Saturday, May 14, 2011

What now?

[Below is an excerpt from a chapter from my upcoming novel The Unforgivening: The Tragedy of Medical School. The protagonist has just finished his last Structure-Function exam of his first year.]

He looked blankly around his apartment. All his notes and textbooks had already been packed away into neat little boxes. Nothing but a hastily scrawled "Exam" on his calender even gave hint to the magnificence the past year. Those days were gone now.

He was already two root beers into the evening, and not the value-brand stuff. The strong stuff was the only thing that kept him going now. The kind with amounts of high-fructose corn syrup far above EPA safety levels. But no amount of empty calories could fill the empty void of studying in his heart. He glanced at the box that held all of his notes from the last unit. Neuroscience. Was it really over? It called to him, tugging at his mind-strings.

"Just one more hour of studying," he told himself. "Just one more hour. And then I'll stop. I promise." He just wanted to look at another beautiful diagram of the basal ganglia circuit. But he knew he didn't want to just see one. He wanted to study it all. He wanted another test. But it was done now.

Medical school was all he knew. What now? His trusted friend, the Google Calender, would be able to help. Google Calender always knew what to do. Things to attend, things to study. But no. Now it was just filled with blank white space. Is this what was known as "free time"? Surely it was the product of madmen.

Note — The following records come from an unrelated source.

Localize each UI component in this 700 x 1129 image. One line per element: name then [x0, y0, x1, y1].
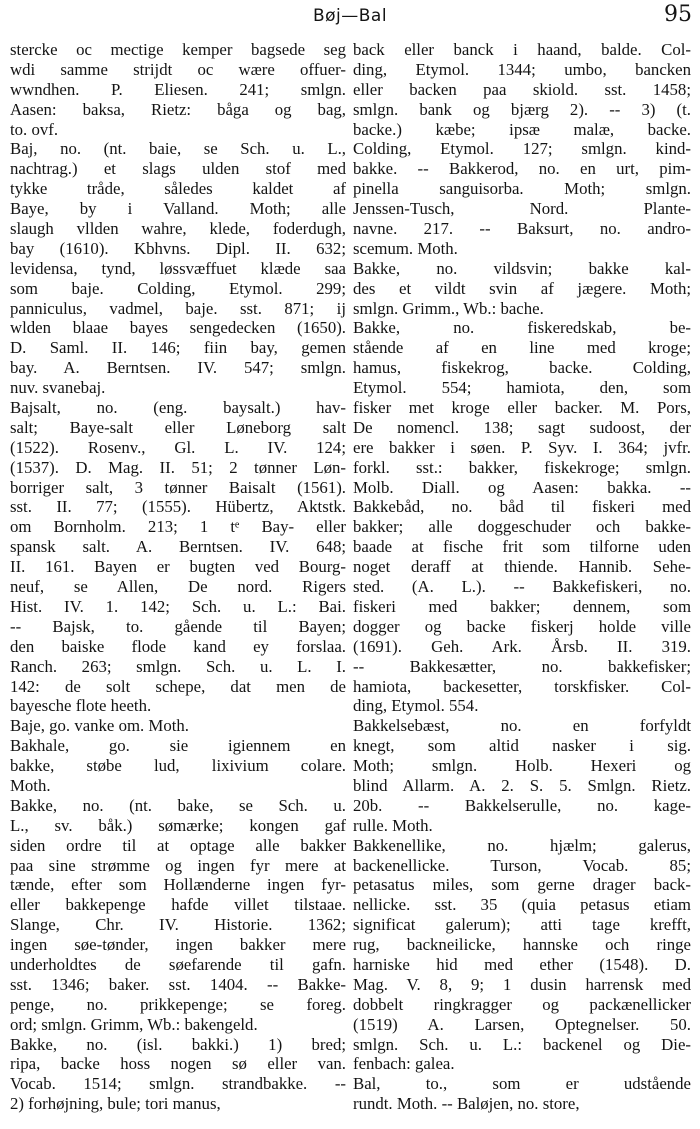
left-column: [10, 40, 346, 1114]
text-line: knegt, som altid nasker i sig.: [353, 736, 691, 756]
text-line: wwndhen. P. Eliesen. 241; smlgn.: [10, 79, 346, 99]
text-line: des et vildt svin af jægere. Moth;: [353, 278, 691, 298]
text-line: (1519) A. Larsen, Optegnelser. 50.: [353, 1014, 691, 1034]
text-line: Bakkelsebæst, no. en forfyldt: [353, 716, 691, 736]
text-line: ingen søe-tønder, ingen bakker mere: [10, 935, 346, 955]
text-line: eller backen paa skiold. sst. 1458;: [353, 79, 691, 99]
text-line: Mag. V. 8, 9; 1 dusin harrensk med: [353, 974, 691, 994]
text-line: significat galerum); atti tage krefft,: [353, 915, 691, 935]
text-line: Bakke, no. (nt. bake, se Sch. u.: [10, 795, 346, 815]
text-line: Vocab. 1514; smlgn. strandbakke. --: [10, 1074, 346, 1094]
text-line: wdi samme strijdt oc wære offuer-: [10, 59, 346, 79]
text-line: wlden blaae bayes sengedecken (1650).: [10, 318, 346, 338]
text-line: II. 161. Bayen er bugten ved Bourg-: [10, 557, 346, 577]
text-line: to. ovf.: [10, 119, 59, 139]
text-line: penge, no. prikkepenge; se foreg.: [10, 994, 346, 1014]
text-line: smlgn. bank og bjærg 2). -- 3) (t.: [353, 99, 691, 119]
text-line: scemum. Moth.: [353, 238, 458, 258]
text-line: pinella sanguisorba. Moth; smlgn.: [353, 179, 691, 199]
text-line: Slange, Chr. IV. Historie. 1362;: [10, 915, 346, 935]
text-line: Moth.: [10, 775, 51, 795]
text-line: D. Saml. II. 146; fiin bay, gemen: [10, 338, 346, 358]
text-line: Bakke, no. vildsvin; bakke kal-: [353, 258, 691, 278]
text-line: rulle. Moth.: [353, 815, 433, 835]
text-line: rug, backneilicke, hannske och ringe: [353, 935, 691, 955]
text-line: backenellicke. Turson, Vocab. 85;: [353, 855, 691, 875]
text-line: salt; Baye-salt eller Løneborg salt: [10, 417, 346, 437]
text-line: blind Allarm. A. 2. S. 5. Smlgn. Rietz.: [353, 775, 691, 795]
text-line: fenbach: galea.: [353, 1054, 455, 1074]
text-line: Bakkenellike, no. hjælm; galerus,: [353, 835, 691, 855]
text-line: siden ordre til at optage alle bakker: [10, 835, 346, 855]
text-line: (1522). Rosenv., Gl. L. IV. 124;: [10, 437, 346, 457]
text-line: rundt. Moth. -- Baløjen, no. store,: [353, 1094, 580, 1114]
text-line: backe.) kæbe; ipsæ malæ, backe.: [353, 119, 691, 139]
text-line: Colding, Etymol. 127; smlgn. kind-: [353, 139, 691, 159]
text-line: 2) forhøjning, bule; tori manus,: [10, 1094, 221, 1114]
text-line: Moth; smlgn. Holb. Hexeri og: [353, 756, 691, 776]
text-line: baade at fische frit som tilforne uden: [353, 537, 691, 557]
text-line: underholdtes de søefarende til gafn.: [10, 954, 346, 974]
text-line: fiskeri med bakker; dennem, som: [353, 596, 691, 616]
text-line: levidensa, tynd, løssvæffuet klæde saa: [10, 258, 346, 278]
text-line: neuf, se Allen, De nord. Rigers: [10, 577, 346, 597]
text-line: Bal, to., som er udstående: [353, 1074, 691, 1094]
text-line: Hist. IV. 1. 142; Sch. u. L.: Bai.: [10, 596, 346, 616]
text-line: Baye, by i Valland. Moth; alle: [10, 199, 346, 219]
text-line: 20b. -- Bakkelserulle, no. kage-: [353, 795, 691, 815]
text-line: De nomencl. 138; sagt sudoost, der: [353, 417, 691, 437]
text-line: bayesche flote heeth.: [10, 696, 152, 716]
right-column: [353, 40, 691, 1114]
text-line: 142: de solt schepe, dat men de: [10, 676, 346, 696]
text-line: (1691). Geh. Ark. Årsb. II. 319.: [353, 636, 691, 656]
page-number: 95: [664, 2, 692, 27]
text-line: Bakke, no. (isl. bakki.) 1) bred;: [10, 1034, 346, 1054]
text-line: -- Bajsk, to. gående til Bayen;: [10, 616, 346, 636]
text-line: bakker; alle doggeschuder och bakke-: [353, 517, 691, 537]
text-line: paa sine strømme og ingen fyr mere at: [10, 855, 346, 875]
text-line: bay. A. Berntsen. IV. 547; smlgn.: [10, 358, 346, 378]
text-line: tænde, efter som Hollænderne ingen fyr-: [10, 875, 346, 895]
text-line: nellicke. sst. 35 (quia petasus etiam: [353, 895, 691, 915]
text-line: hamiota, backesetter, torskfisker. Col-: [353, 676, 691, 696]
text-line: hamus, fiskekrog, backe. Colding,: [353, 358, 691, 378]
page-header: [0, 0, 700, 36]
text-line: slaugh vllden wahre, klede, foderdugh,: [10, 219, 346, 239]
text-line: som baje. Colding, Etymol. 299;: [10, 278, 346, 298]
text-line: fisker met kroge eller backer. M. Pors,: [353, 398, 691, 418]
text-line: Bakke, no. fiskeredskab, be-: [353, 318, 691, 338]
text-line: den baiske flode kand ey forslaa.: [10, 636, 346, 656]
text-line: sst. II. 77; (1555). Hübertz, Aktstk.: [10, 497, 346, 517]
text-line: (1537). D. Mag. II. 51; 2 tønner Løn-: [10, 457, 346, 477]
text-line: Baje, go. vanke om. Moth.: [10, 716, 189, 736]
text-line: Ranch. 263; smlgn. Sch. u. L. I.: [10, 656, 346, 676]
text-line: tykke tråde, således kaldet af: [10, 179, 346, 199]
text-line: panniculus, vadmel, baje. sst. 871; ij: [10, 298, 346, 318]
text-line: back eller banck i haand, balde. Col-: [353, 40, 691, 59]
text-line: stående af en line med kroge;: [353, 338, 691, 358]
text-line: smlgn. Sch. u. L.: backenel og Die-: [353, 1034, 691, 1054]
text-line: eller bakkepenge hafde villet tilstaae.: [10, 895, 346, 915]
text-line: nuv. svanebaj.: [10, 378, 106, 398]
text-line: Bakhale, go. sie igiennem en: [10, 736, 346, 756]
text-line: -- Bakkesætter, no. bakkefisker;: [353, 656, 691, 676]
text-line: ripa, backe hoss nogen sø eller van.: [10, 1054, 346, 1074]
text-line: Jenssen-Tusch, Nord. Plante-: [353, 199, 691, 219]
text-line: Aasen: baksa, Rietz: båga og bag,: [10, 99, 346, 119]
running-head: Bøj—Bal: [312, 6, 388, 26]
text-line: sst. 1346; baker. sst. 1404. -- Bakke-: [10, 974, 346, 994]
text-line: L., sv. båk.) sømærke; kongen gaf: [10, 815, 346, 835]
text-line: Bakkebåd, no. båd til fiskeri med: [353, 497, 691, 517]
text-line: Bajsalt, no. (eng. baysalt.) hav-: [10, 398, 346, 418]
text-line: spansk salt. A. Berntsen. IV. 648;: [10, 537, 346, 557]
text-line: Etymol. 554; hamiota, den, som: [353, 378, 691, 398]
text-line: ding, Etymol. 554.: [353, 696, 479, 716]
text-line: ding, Etymol. 1344; umbo, bancken: [353, 59, 691, 79]
text-line: harniske hid med ether (1548). D.: [353, 954, 691, 974]
text-line: borriger salt, 3 tønner Baisalt (1561).: [10, 477, 346, 497]
text-line: ere bakker i søen. P. Syv. I. 364; jvfr.: [353, 437, 691, 457]
text-line: navne. 217. -- Baksurt, no. andro-: [353, 219, 691, 239]
text-line: Baj, no. (nt. baie, se Sch. u. L.,: [10, 139, 346, 159]
text-line: stercke oc mectige kemper bagsede seg: [10, 40, 346, 59]
text-line: ord; smlgn. Grimm, Wb.: bakengeld.: [10, 1014, 258, 1034]
text-line: sted. (A. L.). -- Bakkefiskeri, no.: [353, 577, 691, 597]
text-line: om Bornholm. 213; 1 tᵉ Bay- eller: [10, 517, 346, 537]
text-line: Molb. Diall. og Aasen: bakka. --: [353, 477, 691, 497]
text-line: petasatus miles, som gerne drager back-: [353, 875, 691, 895]
text-line: forkl. sst.: bakker, fiskekroge; smlgn.: [353, 457, 691, 477]
text-line: bakke, støbe lud, lixivium colare.: [10, 756, 346, 776]
text-line: bay (1610). Kbhvns. Dipl. II. 632;: [10, 238, 346, 258]
text-line: nachtrag.) et slags ulden stof med: [10, 159, 346, 179]
text-line: smlgn. Grimm., Wb.: bache.: [353, 298, 544, 318]
text-line: dobbelt ringkragger og packænellicker: [353, 994, 691, 1014]
column-gutter: [346, 44, 347, 1124]
text-line: bakke. -- Bakkerod, no. en urt, pim-: [353, 159, 691, 179]
text-line: dogger og backe fiskerj holde ville: [353, 616, 691, 636]
text-line: noget deraff at thiende. Hannib. Sehe-: [353, 557, 691, 577]
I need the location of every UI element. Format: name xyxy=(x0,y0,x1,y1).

He walked over to the window and looked over the fog that had descended over the city. He rose his bottle to the sky and mused on the fate of all the medical students like him struggling to return to civilization.

"Oh, those moments we shared. The classes we adored. Now we must face the unforgiving Chicago summer. We must face the warm weather, the free festivals, and the excess of vacation time. We must face a lack of responsibilities, a lack of expectations, an unrelenting pressure to enjoy ourselves. May God help us all."